Overall, I have found the Alpha 700 to be one of the best DSLRs to use single-handed. Some have made fun of this idea, but I’m shooting in situations where I often need my left hand free. Anyone who walks, climbs, likes to retain their camera bag or wallet in unknown souks, uses a hand-held flash or shades the lens in backlight will appreciate that nearly all adjustments can be made entirely with the right hand without removing the camera from the eye. The one-hand (right hand only, sadly) grip is also firmer than the Alpha 100. I’ve just been editing a few dozen potentially valuable pictures taken single handed with the A100 from camel and horse-carriage (the other hand hanging on to the means of transport). Too few were sharp enough to use. I reckon they would have been that bit better with the A700, and for other reasons too, which will be explored in further installments of this review.

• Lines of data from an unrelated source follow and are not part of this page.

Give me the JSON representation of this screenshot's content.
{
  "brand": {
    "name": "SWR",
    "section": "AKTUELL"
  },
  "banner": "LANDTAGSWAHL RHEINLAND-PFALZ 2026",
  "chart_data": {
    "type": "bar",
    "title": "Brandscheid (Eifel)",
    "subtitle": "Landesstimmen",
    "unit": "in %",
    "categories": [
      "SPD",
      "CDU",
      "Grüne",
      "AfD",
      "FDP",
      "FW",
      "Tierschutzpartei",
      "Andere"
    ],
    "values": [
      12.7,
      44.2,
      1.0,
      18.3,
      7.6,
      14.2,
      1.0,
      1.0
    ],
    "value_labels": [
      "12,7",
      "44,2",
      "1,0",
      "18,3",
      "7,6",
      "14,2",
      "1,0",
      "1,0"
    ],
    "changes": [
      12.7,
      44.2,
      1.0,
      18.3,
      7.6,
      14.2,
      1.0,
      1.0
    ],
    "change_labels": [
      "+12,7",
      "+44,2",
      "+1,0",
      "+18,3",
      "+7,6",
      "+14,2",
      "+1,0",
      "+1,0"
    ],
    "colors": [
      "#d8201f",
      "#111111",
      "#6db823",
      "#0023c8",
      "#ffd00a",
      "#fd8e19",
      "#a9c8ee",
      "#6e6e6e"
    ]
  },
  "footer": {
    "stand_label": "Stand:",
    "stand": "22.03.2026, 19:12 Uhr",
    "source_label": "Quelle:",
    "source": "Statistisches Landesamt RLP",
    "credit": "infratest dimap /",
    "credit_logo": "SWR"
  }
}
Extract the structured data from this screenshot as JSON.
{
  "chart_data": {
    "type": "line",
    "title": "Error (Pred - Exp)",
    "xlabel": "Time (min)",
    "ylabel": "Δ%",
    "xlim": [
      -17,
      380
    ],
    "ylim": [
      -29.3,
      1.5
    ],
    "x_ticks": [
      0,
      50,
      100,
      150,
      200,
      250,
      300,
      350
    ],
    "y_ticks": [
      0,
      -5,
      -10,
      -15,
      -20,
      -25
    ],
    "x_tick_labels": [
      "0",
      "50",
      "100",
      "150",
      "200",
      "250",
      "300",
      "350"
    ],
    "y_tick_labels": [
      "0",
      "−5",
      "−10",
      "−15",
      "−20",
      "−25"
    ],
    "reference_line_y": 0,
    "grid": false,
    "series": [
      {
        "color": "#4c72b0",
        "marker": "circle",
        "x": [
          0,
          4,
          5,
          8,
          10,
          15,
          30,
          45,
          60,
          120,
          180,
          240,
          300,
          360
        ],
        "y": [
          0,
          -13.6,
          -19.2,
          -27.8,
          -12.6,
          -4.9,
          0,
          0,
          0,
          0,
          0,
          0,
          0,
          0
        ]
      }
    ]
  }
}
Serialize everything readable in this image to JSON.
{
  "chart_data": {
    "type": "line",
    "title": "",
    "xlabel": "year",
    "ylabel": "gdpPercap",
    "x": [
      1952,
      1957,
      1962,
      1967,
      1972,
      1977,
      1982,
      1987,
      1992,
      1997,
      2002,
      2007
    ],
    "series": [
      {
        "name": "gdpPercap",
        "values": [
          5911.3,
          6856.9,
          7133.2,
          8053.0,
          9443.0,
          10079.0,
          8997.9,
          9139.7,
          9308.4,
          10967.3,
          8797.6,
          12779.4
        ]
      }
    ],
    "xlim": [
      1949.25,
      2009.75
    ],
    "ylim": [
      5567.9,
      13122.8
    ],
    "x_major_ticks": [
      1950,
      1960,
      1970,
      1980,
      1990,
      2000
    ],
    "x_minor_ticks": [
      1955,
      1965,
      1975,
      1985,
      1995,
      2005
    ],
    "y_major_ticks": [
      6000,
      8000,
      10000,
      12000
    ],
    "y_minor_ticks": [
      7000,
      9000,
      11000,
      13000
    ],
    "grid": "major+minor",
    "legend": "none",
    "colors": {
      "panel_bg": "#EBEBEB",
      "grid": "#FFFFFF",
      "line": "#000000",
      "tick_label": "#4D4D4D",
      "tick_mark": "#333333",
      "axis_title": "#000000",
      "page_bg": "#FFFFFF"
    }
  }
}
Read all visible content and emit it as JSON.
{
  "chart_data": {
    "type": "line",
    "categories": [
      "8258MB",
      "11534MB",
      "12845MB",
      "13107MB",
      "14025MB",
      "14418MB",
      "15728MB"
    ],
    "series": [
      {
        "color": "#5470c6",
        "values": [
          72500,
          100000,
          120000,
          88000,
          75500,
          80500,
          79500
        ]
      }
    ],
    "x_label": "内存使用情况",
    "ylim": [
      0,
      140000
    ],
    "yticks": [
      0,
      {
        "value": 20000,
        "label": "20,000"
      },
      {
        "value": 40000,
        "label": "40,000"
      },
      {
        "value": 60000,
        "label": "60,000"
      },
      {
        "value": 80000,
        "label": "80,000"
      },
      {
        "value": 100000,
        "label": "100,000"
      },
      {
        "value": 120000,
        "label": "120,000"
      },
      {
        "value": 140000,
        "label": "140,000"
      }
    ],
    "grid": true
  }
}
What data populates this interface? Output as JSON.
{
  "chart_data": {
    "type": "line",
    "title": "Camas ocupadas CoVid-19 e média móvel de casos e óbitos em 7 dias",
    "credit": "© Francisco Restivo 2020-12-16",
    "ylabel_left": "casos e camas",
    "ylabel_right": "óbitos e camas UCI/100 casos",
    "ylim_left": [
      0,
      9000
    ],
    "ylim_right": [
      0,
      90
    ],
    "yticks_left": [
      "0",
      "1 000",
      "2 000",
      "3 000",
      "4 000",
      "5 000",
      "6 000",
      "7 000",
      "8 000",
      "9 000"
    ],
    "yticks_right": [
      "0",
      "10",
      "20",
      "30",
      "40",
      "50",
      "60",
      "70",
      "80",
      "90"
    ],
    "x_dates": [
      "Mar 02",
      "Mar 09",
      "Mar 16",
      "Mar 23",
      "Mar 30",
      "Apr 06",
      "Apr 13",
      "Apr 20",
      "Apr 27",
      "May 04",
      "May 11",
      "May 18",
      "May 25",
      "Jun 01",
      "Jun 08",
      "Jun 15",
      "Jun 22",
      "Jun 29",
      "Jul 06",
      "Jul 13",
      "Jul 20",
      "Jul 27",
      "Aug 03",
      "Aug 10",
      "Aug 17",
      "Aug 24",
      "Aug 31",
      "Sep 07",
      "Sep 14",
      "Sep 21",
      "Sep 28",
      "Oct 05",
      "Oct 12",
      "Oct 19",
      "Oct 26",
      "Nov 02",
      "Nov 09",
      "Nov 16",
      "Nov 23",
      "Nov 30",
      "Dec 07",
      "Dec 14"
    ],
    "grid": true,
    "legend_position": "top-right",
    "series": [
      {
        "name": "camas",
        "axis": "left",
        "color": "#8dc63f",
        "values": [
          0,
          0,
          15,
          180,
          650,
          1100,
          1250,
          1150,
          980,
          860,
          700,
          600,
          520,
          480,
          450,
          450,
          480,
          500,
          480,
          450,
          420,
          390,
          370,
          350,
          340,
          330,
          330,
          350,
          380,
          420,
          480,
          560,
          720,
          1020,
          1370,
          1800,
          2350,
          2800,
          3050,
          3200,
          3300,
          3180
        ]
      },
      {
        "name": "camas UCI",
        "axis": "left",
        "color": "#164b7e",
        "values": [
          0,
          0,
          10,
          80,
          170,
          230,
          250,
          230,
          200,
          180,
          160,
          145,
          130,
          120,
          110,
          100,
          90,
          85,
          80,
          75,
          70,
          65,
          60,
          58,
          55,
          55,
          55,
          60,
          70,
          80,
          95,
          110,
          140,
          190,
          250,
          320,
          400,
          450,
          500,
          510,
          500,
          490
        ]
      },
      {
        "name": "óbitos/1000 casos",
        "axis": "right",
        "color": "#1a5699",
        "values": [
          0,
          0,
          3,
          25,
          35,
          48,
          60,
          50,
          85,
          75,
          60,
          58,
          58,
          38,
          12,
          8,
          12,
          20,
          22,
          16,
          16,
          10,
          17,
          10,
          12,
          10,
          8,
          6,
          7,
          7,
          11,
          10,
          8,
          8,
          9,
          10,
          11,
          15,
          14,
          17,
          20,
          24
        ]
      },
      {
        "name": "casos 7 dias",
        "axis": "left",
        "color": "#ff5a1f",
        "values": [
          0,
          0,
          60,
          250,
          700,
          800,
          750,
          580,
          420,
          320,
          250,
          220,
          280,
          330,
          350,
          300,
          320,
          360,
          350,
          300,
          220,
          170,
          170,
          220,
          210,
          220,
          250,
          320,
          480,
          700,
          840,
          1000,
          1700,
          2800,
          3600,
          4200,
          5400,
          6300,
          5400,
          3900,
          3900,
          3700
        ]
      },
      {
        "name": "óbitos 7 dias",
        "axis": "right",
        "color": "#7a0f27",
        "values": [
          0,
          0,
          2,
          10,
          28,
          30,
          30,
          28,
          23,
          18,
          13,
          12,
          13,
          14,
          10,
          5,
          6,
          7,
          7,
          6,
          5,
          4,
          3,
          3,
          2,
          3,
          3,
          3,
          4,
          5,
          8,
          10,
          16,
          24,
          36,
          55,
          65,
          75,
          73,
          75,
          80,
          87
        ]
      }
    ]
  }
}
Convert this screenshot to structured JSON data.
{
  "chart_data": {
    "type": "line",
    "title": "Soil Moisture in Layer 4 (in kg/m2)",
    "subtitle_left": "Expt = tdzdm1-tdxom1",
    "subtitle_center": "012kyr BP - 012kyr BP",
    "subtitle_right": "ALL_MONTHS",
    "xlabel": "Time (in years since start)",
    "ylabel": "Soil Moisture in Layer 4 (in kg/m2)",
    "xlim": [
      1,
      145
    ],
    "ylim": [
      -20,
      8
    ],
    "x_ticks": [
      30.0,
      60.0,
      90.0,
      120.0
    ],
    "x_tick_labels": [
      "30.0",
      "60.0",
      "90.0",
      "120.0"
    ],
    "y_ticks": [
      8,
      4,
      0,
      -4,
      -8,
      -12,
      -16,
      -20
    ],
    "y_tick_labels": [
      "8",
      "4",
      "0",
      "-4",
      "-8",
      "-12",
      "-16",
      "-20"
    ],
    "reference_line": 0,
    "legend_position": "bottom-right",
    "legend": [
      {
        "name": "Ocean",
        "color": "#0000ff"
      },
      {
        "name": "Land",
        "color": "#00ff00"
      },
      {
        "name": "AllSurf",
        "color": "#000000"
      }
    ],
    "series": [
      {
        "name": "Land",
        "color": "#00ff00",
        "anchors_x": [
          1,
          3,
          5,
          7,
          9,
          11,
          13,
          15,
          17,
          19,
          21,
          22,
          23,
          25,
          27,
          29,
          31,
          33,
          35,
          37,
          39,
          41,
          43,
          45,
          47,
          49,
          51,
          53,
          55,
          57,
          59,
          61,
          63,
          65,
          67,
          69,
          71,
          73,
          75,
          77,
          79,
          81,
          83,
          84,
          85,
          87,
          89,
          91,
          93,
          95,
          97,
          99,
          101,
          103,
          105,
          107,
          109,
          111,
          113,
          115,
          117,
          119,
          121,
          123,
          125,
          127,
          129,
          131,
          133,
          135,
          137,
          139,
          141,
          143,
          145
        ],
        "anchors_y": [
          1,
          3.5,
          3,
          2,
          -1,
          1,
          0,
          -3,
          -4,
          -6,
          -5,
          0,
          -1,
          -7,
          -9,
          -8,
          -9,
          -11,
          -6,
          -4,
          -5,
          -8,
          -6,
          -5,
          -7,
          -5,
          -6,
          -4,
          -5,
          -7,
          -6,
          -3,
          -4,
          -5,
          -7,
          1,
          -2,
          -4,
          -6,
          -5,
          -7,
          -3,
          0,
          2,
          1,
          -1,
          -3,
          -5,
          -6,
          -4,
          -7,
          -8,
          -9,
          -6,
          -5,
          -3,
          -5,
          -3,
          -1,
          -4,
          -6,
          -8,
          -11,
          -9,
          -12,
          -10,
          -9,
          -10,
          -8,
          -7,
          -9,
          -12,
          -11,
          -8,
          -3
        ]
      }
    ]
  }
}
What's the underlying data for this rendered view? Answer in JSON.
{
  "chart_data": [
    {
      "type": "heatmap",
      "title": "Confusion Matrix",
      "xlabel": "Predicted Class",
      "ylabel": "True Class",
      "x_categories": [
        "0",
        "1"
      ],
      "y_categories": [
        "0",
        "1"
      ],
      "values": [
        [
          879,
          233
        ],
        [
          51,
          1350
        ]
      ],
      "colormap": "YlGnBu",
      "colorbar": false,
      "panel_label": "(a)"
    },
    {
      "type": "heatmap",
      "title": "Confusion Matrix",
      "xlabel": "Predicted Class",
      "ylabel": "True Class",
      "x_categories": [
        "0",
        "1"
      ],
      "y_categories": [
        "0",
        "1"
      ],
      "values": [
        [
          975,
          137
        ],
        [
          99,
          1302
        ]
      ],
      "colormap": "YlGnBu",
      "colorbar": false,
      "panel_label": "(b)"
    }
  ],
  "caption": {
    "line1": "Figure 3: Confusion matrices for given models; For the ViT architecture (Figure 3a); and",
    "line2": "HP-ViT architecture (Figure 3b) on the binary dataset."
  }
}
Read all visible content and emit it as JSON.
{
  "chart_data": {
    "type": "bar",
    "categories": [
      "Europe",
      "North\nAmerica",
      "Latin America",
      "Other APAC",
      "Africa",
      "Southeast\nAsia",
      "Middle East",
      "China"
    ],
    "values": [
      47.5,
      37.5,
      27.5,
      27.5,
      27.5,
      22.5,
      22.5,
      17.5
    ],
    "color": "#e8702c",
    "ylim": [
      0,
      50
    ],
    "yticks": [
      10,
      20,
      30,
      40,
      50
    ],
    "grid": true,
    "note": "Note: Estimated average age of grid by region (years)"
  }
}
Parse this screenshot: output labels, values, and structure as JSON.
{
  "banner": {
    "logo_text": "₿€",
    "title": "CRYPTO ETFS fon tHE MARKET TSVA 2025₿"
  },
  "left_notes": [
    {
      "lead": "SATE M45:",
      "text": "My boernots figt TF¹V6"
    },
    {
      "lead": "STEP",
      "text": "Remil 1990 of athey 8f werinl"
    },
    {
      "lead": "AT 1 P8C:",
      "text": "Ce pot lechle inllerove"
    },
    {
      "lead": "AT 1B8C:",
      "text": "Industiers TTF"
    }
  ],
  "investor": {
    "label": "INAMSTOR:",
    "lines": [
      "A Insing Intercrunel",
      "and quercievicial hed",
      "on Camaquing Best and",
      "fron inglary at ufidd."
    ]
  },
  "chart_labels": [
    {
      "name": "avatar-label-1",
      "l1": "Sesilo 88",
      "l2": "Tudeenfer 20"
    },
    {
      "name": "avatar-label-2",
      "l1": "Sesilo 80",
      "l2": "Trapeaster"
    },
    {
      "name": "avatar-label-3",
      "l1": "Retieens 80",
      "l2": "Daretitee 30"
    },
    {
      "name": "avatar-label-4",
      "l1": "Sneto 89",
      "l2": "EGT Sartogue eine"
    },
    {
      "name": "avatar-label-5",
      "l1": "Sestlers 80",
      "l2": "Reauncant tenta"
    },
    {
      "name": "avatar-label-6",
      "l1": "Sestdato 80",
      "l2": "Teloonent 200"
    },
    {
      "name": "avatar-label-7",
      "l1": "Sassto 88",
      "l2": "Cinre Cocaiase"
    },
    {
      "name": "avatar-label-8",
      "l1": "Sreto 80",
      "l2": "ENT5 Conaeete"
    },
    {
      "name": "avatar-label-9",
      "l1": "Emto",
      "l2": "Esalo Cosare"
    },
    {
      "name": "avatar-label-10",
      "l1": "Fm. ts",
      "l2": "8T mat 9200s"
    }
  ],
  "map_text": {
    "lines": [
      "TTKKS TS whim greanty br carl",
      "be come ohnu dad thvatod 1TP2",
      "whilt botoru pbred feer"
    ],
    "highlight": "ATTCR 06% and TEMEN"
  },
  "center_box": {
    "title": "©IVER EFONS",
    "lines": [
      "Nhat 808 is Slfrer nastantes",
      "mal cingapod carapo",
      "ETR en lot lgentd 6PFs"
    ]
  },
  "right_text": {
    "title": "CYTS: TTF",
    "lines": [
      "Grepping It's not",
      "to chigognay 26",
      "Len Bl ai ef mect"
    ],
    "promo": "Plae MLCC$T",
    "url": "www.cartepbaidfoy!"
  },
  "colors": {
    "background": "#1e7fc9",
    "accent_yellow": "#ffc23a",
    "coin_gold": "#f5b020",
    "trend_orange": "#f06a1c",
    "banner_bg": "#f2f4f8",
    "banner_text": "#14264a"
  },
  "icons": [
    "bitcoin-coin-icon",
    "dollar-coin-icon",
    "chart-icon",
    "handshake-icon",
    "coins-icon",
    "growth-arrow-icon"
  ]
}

The Hong Kong model has a real, working nickel-plated grip sensor – replaced by a black plastic dummy strip in European models. I don’t guess Sony will be recalling all our expensive European Alpha 700s to base in 2008 to have them fitted free of charge with a new non-nickel strip that actually works. There are a few dummies around the Sony camp, and not all of them are camera components. The British photo press is unaware of having missed anything. They never miss a thing, do they?
My one complaint must be the disabling of the Grip Start function in European cameras. This function disables Eye Start autofocus unless the grip is in your hand, and that alone allows Eye Start to be used (normally, it’s a pain and causes the rear screen to keep flashing on and off and the lens to focus randomly if the camera is switched on and dangling round your neck). Conversely, it also switched on either regular focusing or Eye Start the moment you grab the camera, leading to zero delay. Is this much nickel really worth killing a product for? They will be banning our coinage next! This fast and clever function added to the rest of the swift interface. Removing it, apparently with no chance of simply replacing a part with something acceptable to the allergies of Brussels, removed a part of the Alpha 700’s performance edge.
I will be continuing this review with further installments to look at the specifications and performance of the camera, and the performance of its ‘film’ – the quality of its RAW and JPEG images.